In July of this year, University of Pennsylvania law professor Amy Wax gave a speech on immigration at the National Conservatism Conference in Washington. The substance of Wax’s speech caused controversy, with liberals and some conservatives claiming that her argument for a European preference for future immigrants was racist. What has been missed in the discussion of Wax’s remarks is that portions of her rhetoric actually do have origins with white nationalists and virulent racists.
Before getting to the racist ideas behind Wax’s speech, it might be helpful to take a look at a conservative response. Rod Dreher of The American Conservative concluded, at least on first consideration, that Wax’s comments were not racist. The essence of Dreher’s argument is that there may be valid reasons to restrict immigration from “non-Western” countries, and those restrictions would have an effect on the number of non-white immigrants that entered the country. Because of this effect of the policies, he contends, they are considered racist and even discussing whether they have merit or not is disallowed or at the very least extremely difficult.
Dreher claims that Wax’s argument is debatable, “but one of Wax’s points is that we can’t even talk about it, because it is widely assumed that any immigration system that results in disproportionate racial impact is racist and therefore bad.” This seems false on it’s face. Not only are immigration restrictions that would limit the number of non-white immigrants freely discussed, they are being actively implemented by the Trump administration. To be sure, these policies are called racist, but this has so far not imperiled discussion or even enactment.
What Dreher and other defenders of Wax’s speech miss is that the only means by which racists and white nationalists can achieve their goal is by the indirect method of designing policies that result in a “disproportionate racial impact.” Any proposal that results in such an impact is immediately suspect, as it should be. If we can agree that racism is bad — and I think that Dreher agrees with that premise — then applying strict scrutiny to these ideas is worthwhile.

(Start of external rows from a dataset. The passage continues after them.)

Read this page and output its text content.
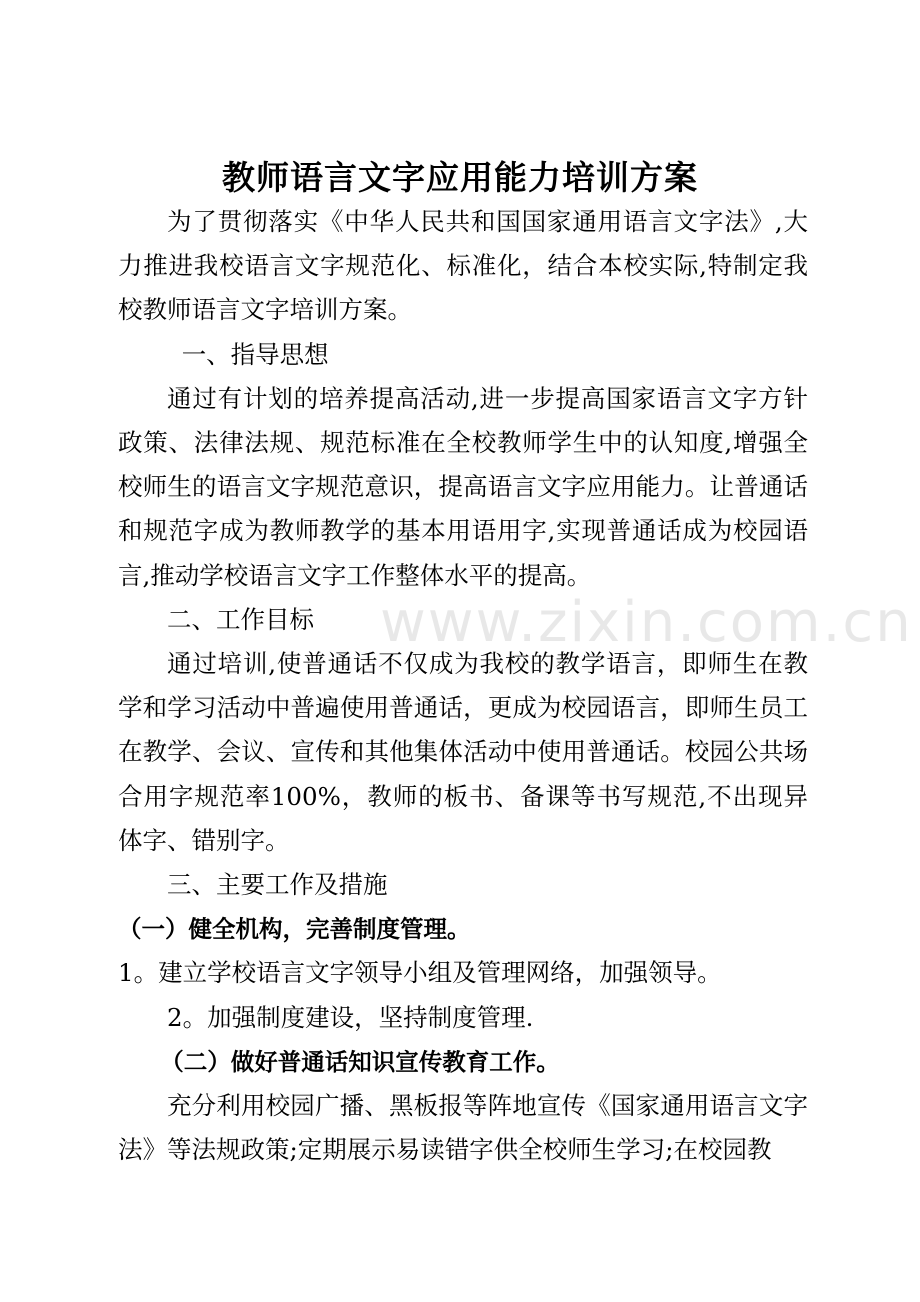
教师语言文字应用能力培训方案

为了贯彻落实《中华人民共和国国家通用语言文字法》,大力推进我校语言文字规范化、标准化，结合本校实际,特制定我校教师语言文字培训方案。

一、指导思想

通过有计划的培养提高活动,进一步提高国家语言文字方针政策、法律法规、规范标准在全校教师学生中的认知度,增强全校师生的语言文字规范意识，提高语言文字应用能力。让普通话和规范字成为教师教学的基本用语用字,实现普通话成为校园语言,推动学校语言文字工作整体水平的提高。

二、工作目标

通过培训,使普通话不仅成为我校的教学语言，即师生在教学和学习活动中普遍使用普通话，更成为校园语言，即师生员工在教学、会议、宣传和其他集体活动中使用普通话。校园公共场合用字规范率100%，教师的板书、备课等书写规范,不出现异体字、错别字。

三、主要工作及措施

（一）健全机构，完善制度管理。

1。建立学校语言文字领导小组及管理网络，加强领导。

2。加强制度建设，坚持制度管理.

（二）做好普通话知识宣传教育工作。

充分利用校园广播、黑板报等阵地宣传《国家通用语言文字法》等法规政策;定期展示易读错字供全校师生学习;在校园教

www.zixin.com.cn
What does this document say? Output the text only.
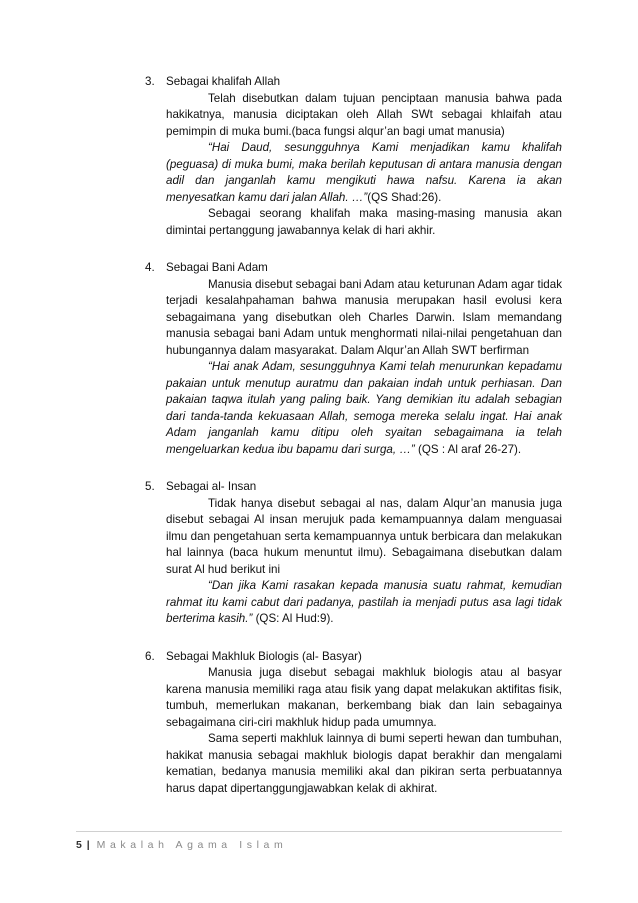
3. Sebagai khalifah Allah

Telah disebutkan dalam tujuan penciptaan manusia bahwa pada hakikatnya, manusia diciptakan oleh Allah SWt sebagai khlaifah atau pemimpin di muka bumi.(baca fungsi alqur’an bagi umat manusia)

“Hai Daud, sesungguhnya Kami menjadikan kamu khalifah (peguasa) di muka bumi, maka berilah keputusan di antara manusia dengan adil dan janganlah kamu mengikuti hawa nafsu. Karena ia akan menyesatkan kamu dari jalan Allah. …”(QS Shad:26).

Sebagai seorang khalifah maka masing-masing manusia akan dimintai pertanggung jawabannya kelak di hari akhir.

4. Sebagai Bani Adam

Manusia disebut sebagai bani Adam atau keturunan Adam agar tidak terjadi kesalahpahaman bahwa manusia merupakan hasil evolusi kera sebagaimana yang disebutkan oleh Charles Darwin. Islam memandang manusia sebagai bani Adam untuk menghormati nilai-nilai pengetahuan dan hubungannya dalam masyarakat. Dalam Alqur’an Allah SWT berfirman

“Hai anak Adam, sesungguhnya Kami telah menurunkan kepadamu pakaian untuk menutup auratmu dan pakaian indah untuk perhiasan. Dan pakaian taqwa itulah yang paling baik. Yang demikian itu adalah sebagian dari tanda-tanda kekuasaan Allah, semoga mereka selalu ingat. Hai anak Adam janganlah kamu ditipu oleh syaitan sebagaimana ia telah mengeluarkan kedua ibu bapamu dari surga, …” (QS : Al araf 26-27).

5. Sebagai al- Insan

Tidak hanya disebut sebagai al nas, dalam Alqur’an manusia juga disebut sebagai Al insan merujuk pada kemampuannya dalam menguasai ilmu dan pengetahuan serta kemampuannya untuk berbicara dan melakukan hal lainnya (baca hukum menuntut ilmu). Sebagaimana disebutkan dalam surat Al hud berikut ini

“Dan jika Kami rasakan kepada manusia suatu rahmat, kemudian rahmat itu kami cabut dari padanya, pastilah ia menjadi putus asa lagi tidak berterima kasih.” (QS: Al Hud:9).

6. Sebagai Makhluk Biologis (al- Basyar)

Manusia juga disebut sebagai makhluk biologis atau al basyar karena manusia memiliki raga atau fisik yang dapat melakukan aktifitas fisik, tumbuh, memerlukan makanan, berkembang biak dan lain sebagainya sebagaimana ciri-ciri makhluk hidup pada umumnya.

Sama seperti makhluk lainnya di bumi seperti hewan dan tumbuhan, hakikat manusia sebagai makhluk biologis dapat berakhir dan mengalami kematian, bedanya manusia memiliki akal dan pikiran serta perbuatannya harus dapat dipertanggungjawabkan kelak di akhirat.

5 | Makalah Agama Islam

So how do Wax’s ideas fair when we apply this level of scrutiny? Not well at all.
An excerpt of Wax’s speech with highlighted passages has been posted and reposted to Twitter in order to illustrate Wax’s racism, but my attention was caught by a phrase which wasn’t highlighted. She claims that the fear of being called racist “leads conservatives to avoid talking about cultural distance, or questioning the happy fantasy of ‘magic dirt’…” It is this last phrase, “magic dirt,” that raises concerns.
The phrase “magic dirt theory” ridicules the idea that a nonwhite immigrant can move to America, become a citizen and contribute productively to American society. Those who use this phrase argue that ethnicity and culture are the things that define a nation, and that nonwhites are biologically unable to adopt American culture. Perhaps for conservatives like Dreher the racism inherent in this belief is not readily apparent.
The term’s origin may offer some insight here. As far as I can determine, the first use of the phrase “magic dirt theory” was made in October, 2015 by writer and publisher Vox Day. Day, whose real name is Theodore Beale, is a self-described member of the Alt-Right who has often made inflammatory statements. In a post defining the Alt Right, Day made sure to add the so-called “14-words,” a common white nationalist slogan coined by convicted terrorist David Lane. Day has also referred to Anders Breivik, Norwegian mass murderer and white nationalist, as a “Saint” while praising Breivik’s crimes as a “highly effective blow” against the political machine that he believes is destroying the west. Both Day and Breivik adhere to the “white genocide” conspiracy theory that also inspired mass murders at a synagogue in Pittsburgh and a mosque in Christchurch.
Day’s “magic dirt” phrasing was soon adopted and spread by John Derbyshire, a columnist for the white nationalist website VDARE. Derbyshire was famously fired from his position at The National Review for his controversial views on race. In an article covering the Wax controversy, Zach Beauchamp notes Derbyshire as a vector for the spread of the “magic dirt” phrase. He also notes that Wax praised Derbyshire by name.
I would argue that Wax’s connections with open racists and her adoption of what amounts to a white nationalist talking point, demonstrate conclusively that her concerns about immigration stem from a racism that she is either wholly ignorant that she possesses, or one that she is sloppily trying to conceal. Conservatives like Dreher should realize that rarely do the policy goals of white nationalists and conservative pundits align by mere chance alone. The right wing is, unfortunately, awash in rhetoric that is distinguishable from that found in venues like Stormfront only by its ability to present an argument slur-free. Dreher should know about these not-so-hidden bigots of the conservative movement. After all, Ron Unz, a former editor of the magazine that Dreher edits recently published open Holocaust denial and antisemitism. It might be worthwhile for the good conservatives — and I hope Dreher is one — to pay closer attention. All of us could benefit from such vigilance.